— Пиво можно. Оно на меня не действует, а кураж дает.
Дядя Ваня, увидев меня, обрадовался:
— Тю-ю! Я думал, ты навовсе съехал. К тебе же который день менты ходят.
Сразу мое счастливое настроение отрубилось.
— Зачем?
— Может, недовольны, что ты Яшу вызволил? Помнишь?
Ясный вечер померк, и мы с Катей поплелись домой. Вдогонку Яша браво гаркнул:
— Не боись, Саня! Мне теперь никакие менты не страшны. У меня крыша!
Дома не успели освоиться — звонок в дверь. Глянул в глазок — точно, милицейский капитан и сержант. Будки сизые, оба незнакомые. Я открыл.
— Гражданин Каменков?
— Ага.
— Позвольте–ка войти? — Фразу капитан договорил уже в квартире, отстранив меня локтем. Сержант вперся следом, тучный, громоздкий, как передвигающаяся скала.
— Кто еще в квартире?
Катя плескалась в ванной: оттуда доносился шум льющейся воды.
— Знакомая… Вы, собственно, по какому вопросу, капитан?
Не отвечая, он прошел на кухню, увидел телефон. Снял трубку и набрал номер. Сержант топтался у входной двери, застенчиво улыбаясь.
— Прибыл, — сказал капитан в трубку. — Да, да, ждем вас… Нет, не убежит.
Я уже сообразил, что начинается очередное действие кошмара, но душа отказывалась верить. Капитан по–свойски расположился за кухонным столом, жестом пригласив меня тоже присаживаться.
— Эх, Александр Леонидович, похоже, наломали вы дров. Большие персоны вами заинтересовались.
— Что за персоны?
— Скоро узнаете… Хорошая квартирка. Мне бы такую. Но, как говорится, от трудов праведных не наживешь палат каменных. Высота два пятьдесят?
— Два семьдесят пять.
Лицо у капитана было простецкое, располагающее к себе, почти как у Пал Палыча, знаменитого сыщика из древнего милицейского сериала.

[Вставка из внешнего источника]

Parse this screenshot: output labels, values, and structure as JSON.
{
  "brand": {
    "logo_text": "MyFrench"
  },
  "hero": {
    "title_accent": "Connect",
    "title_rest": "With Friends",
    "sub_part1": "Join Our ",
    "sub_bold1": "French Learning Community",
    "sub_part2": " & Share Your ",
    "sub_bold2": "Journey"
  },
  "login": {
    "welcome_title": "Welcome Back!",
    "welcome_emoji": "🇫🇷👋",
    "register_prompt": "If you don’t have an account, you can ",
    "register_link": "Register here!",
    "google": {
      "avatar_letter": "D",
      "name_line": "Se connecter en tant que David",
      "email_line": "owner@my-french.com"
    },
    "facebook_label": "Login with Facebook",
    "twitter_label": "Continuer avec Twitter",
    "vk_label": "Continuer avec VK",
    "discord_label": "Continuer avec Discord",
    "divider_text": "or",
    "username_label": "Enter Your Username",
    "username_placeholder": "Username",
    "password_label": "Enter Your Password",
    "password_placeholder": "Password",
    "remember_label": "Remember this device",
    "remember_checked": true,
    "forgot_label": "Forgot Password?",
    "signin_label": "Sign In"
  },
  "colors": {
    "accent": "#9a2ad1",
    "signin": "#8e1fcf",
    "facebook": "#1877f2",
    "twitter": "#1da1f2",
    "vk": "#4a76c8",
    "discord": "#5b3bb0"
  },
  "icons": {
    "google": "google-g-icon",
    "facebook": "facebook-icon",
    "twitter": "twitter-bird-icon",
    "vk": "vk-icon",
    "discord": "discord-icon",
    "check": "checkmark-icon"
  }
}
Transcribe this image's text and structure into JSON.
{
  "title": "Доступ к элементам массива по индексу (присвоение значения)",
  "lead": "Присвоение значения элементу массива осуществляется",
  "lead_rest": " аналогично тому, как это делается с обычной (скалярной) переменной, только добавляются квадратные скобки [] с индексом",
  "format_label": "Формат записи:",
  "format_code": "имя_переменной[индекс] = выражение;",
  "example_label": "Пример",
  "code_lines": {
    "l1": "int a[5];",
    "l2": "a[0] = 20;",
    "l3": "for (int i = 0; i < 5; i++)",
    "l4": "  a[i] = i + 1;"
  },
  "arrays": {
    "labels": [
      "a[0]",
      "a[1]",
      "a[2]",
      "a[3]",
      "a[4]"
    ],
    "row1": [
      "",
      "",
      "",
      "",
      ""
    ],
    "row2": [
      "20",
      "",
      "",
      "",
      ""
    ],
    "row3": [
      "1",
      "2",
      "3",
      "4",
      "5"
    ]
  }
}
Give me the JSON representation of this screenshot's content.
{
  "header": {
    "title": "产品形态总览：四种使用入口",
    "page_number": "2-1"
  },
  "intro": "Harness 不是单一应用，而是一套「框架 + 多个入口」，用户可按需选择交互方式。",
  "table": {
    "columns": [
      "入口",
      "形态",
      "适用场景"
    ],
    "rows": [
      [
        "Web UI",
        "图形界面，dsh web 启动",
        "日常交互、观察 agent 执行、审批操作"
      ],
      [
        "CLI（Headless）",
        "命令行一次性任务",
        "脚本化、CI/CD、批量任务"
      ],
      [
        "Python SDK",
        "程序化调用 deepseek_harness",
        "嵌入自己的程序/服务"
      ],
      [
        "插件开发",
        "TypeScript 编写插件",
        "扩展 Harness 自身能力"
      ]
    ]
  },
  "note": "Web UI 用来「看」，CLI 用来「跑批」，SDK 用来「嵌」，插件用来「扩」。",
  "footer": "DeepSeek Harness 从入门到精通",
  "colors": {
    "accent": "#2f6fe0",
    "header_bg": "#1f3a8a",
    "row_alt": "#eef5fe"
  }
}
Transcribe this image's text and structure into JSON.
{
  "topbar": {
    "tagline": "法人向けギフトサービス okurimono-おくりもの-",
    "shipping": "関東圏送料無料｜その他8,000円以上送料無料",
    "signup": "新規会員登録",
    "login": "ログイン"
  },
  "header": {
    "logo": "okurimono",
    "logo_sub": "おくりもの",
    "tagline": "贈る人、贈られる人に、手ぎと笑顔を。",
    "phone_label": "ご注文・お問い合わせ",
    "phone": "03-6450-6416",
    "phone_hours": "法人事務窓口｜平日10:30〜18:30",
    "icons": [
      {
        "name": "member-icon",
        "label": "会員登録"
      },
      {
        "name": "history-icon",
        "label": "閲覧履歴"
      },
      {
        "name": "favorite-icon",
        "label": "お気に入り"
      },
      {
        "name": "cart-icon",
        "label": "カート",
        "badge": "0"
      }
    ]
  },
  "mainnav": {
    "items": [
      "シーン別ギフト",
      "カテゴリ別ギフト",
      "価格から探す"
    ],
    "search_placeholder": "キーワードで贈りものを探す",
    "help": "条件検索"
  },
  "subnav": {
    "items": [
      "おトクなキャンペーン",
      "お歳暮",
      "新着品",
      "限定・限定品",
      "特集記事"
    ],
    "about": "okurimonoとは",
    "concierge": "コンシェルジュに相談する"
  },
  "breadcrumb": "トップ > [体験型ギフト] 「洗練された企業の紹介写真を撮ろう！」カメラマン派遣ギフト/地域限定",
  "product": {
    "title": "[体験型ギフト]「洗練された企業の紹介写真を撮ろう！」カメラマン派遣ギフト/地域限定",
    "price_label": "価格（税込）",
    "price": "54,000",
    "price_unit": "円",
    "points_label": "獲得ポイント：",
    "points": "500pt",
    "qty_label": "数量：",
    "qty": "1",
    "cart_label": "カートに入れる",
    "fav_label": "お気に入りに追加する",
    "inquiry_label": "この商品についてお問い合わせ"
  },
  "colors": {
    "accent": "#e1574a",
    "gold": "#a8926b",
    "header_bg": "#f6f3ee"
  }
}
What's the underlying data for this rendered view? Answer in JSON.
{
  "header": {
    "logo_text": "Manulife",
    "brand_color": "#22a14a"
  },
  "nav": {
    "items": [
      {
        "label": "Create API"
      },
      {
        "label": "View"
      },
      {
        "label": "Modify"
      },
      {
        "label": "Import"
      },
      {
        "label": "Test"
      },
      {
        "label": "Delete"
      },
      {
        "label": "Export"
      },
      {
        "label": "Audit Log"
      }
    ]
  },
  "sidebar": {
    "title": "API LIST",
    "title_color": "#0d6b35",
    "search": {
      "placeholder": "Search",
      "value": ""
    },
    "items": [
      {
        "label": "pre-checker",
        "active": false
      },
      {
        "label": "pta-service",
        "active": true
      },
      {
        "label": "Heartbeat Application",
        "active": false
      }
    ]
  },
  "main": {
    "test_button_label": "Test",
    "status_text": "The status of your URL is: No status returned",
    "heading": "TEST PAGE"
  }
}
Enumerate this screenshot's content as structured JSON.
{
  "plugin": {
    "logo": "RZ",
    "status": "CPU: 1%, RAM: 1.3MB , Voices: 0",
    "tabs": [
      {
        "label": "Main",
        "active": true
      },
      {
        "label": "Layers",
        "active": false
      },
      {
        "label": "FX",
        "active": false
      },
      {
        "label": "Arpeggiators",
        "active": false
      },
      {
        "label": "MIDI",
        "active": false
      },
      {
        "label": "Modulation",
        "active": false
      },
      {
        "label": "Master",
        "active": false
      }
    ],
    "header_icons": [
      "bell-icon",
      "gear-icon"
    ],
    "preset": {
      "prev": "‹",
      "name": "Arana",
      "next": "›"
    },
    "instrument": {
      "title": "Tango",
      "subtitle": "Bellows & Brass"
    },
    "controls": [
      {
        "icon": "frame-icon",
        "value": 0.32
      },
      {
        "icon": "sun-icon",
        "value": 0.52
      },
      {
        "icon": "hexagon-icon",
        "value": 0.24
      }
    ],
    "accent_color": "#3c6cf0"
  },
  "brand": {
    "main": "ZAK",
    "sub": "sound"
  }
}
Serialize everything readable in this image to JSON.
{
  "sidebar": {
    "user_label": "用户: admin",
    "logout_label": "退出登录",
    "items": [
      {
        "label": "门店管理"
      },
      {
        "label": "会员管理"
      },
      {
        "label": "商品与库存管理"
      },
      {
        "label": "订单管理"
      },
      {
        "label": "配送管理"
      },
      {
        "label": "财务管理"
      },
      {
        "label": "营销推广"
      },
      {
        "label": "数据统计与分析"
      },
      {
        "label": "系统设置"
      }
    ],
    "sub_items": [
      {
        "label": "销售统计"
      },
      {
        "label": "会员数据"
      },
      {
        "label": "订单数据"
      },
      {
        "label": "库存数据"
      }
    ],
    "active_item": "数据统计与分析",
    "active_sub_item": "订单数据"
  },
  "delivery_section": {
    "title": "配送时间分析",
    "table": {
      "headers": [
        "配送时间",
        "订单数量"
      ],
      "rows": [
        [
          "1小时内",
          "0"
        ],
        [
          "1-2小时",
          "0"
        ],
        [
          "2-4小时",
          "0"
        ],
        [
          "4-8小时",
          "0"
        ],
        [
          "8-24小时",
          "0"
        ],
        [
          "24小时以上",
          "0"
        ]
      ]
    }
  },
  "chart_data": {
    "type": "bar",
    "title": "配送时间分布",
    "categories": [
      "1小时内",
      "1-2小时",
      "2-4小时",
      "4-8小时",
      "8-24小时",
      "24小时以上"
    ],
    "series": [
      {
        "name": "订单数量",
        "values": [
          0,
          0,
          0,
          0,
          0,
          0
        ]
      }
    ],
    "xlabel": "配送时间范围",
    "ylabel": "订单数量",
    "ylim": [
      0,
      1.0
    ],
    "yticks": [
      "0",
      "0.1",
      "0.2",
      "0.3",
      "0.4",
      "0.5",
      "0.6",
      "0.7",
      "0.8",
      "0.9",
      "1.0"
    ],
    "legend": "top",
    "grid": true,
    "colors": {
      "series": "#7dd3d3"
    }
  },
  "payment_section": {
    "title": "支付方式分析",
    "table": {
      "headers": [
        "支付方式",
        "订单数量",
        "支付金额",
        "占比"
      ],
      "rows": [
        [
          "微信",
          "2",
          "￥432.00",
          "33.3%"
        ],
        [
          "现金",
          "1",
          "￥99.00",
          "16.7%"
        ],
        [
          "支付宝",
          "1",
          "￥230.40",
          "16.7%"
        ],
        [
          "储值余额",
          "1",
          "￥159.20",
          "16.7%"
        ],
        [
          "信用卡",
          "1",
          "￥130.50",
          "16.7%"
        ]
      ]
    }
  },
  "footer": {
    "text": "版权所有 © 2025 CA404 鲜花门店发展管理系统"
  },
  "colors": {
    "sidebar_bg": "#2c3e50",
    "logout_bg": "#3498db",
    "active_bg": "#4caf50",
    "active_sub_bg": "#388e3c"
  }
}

В ванной Катя выключила воду.
— Хочу попросить вас, капитан. Моя знакомая, ну, то есть правильнее сказать, супруга недавно перенесла тяжелое нервное потрясение. Ей нельзя волноваться. Не могли бы мы подъехать к вам в отделение? Там все и выясним.
— Никак не возможно, — огорчился капитан. — Велено здесь ждать. Да вы не переживайте, может, все обойдется.
Катя появилась из ванной, закутанная в мой халат. Милиционеров она не испугалась, по старинке полагала, что милиционер — друг человека. Прощебетала:
— Ой, у нас гости, а я в таком виде, — и шмыгнула в комнату.
— Разрешите, я ее уложу? — обратился я к капитану.
— Разрешаю, — ухмыльнулся тот довольно скабрезно.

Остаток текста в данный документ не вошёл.